まだ、宵の口だ。大通りを親子連れも歩いている。
九十三は不動産屋の斎藤さんと、そこで分かれた。
ボーイは店内に戻ると、ソファ席に座る男に名刺を手渡した。
「俺?」
「はい、紺さんのお客さまでした」
なら入れればいいじゃないかと思ったけれど、名刺を見るにそういう客ではないようだった。

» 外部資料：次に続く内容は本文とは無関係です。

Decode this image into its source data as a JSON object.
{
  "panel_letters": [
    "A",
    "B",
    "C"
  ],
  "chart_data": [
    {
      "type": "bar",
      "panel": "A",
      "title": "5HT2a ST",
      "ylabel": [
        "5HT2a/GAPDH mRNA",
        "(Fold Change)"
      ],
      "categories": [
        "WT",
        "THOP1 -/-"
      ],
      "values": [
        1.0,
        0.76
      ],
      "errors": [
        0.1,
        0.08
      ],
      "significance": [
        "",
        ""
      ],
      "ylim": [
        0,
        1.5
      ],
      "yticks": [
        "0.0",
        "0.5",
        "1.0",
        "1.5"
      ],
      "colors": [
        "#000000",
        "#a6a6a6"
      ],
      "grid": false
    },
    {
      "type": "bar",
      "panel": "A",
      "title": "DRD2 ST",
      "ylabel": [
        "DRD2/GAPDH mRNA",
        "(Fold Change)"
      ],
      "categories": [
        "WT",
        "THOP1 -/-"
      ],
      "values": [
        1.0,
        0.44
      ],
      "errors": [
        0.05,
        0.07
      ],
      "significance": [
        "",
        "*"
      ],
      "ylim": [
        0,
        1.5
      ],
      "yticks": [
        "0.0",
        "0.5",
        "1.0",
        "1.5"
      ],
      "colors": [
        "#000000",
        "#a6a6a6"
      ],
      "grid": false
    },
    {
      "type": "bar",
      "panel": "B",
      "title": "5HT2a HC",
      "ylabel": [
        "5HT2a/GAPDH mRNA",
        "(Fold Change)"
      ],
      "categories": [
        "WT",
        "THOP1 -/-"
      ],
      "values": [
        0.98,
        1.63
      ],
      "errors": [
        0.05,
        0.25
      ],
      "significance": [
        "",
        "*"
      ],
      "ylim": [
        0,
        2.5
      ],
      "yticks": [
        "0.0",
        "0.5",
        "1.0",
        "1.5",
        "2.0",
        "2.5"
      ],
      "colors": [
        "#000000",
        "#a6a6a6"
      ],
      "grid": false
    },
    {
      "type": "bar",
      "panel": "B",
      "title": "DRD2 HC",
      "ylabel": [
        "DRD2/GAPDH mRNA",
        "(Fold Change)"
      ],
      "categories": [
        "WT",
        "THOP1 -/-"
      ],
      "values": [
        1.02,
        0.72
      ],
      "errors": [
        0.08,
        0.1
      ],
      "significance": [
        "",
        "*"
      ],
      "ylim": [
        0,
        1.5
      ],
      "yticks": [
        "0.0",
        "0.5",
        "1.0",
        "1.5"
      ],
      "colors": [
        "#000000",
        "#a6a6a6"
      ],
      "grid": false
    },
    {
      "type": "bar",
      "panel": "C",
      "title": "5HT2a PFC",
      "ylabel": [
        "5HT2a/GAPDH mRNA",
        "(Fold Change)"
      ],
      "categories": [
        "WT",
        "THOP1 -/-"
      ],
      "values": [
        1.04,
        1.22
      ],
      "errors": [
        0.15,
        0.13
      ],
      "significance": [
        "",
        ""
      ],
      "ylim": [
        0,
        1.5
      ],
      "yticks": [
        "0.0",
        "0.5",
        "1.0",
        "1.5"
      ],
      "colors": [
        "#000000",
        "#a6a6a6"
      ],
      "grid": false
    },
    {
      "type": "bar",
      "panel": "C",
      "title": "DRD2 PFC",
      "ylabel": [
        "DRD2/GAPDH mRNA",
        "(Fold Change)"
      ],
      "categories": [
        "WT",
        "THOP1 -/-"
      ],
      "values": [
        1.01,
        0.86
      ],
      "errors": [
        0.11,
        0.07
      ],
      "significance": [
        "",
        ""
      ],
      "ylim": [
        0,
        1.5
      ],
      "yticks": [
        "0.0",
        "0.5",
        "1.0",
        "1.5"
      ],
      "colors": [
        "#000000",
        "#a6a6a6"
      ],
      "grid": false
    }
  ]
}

名詞の一枚は不動産屋で、知っている名前ではない。となると、ともう一枚を見れば……知って、いるような? いないような?
「誰だっけ、これぇ」
「昼間お電話が欲しいとの事でしたよ」
「今度してみるわ」
流石に明日では不審だろう。いないと言って追い返したのだから。
開店後は薄暗くなる店内は、今はまだ煌々と明かりがついている。開店前だからだ。明かりがついていれば安物だとわかるストライプのスーツに、だらしなくネクタイを首にかけていて。薄茶色の髪の毛の男は、首をかしげながらけだるげに名刺を見つめる。
「若い女性でしたよ」
「そりゃまあ俺の名刺持ってんだから女性だと思うよ」
九十三と書かれた名刺には、他には情報がない。名前に見覚えもないし、電話番号も覚えていない。覚えていないものは仕方がない。
名詞をひっくり返してみたけれど、特に裏にメッセージもない。書いておけよ。
「まあ、近日中に電話してみるよ。それより今日は杏さんだっけ?」
「ええ、もう少ししたらいらっしゃると思いますよ」
「はいはい」
それからしばらくして、店の照明が落ちる。開店はもうすぐだ。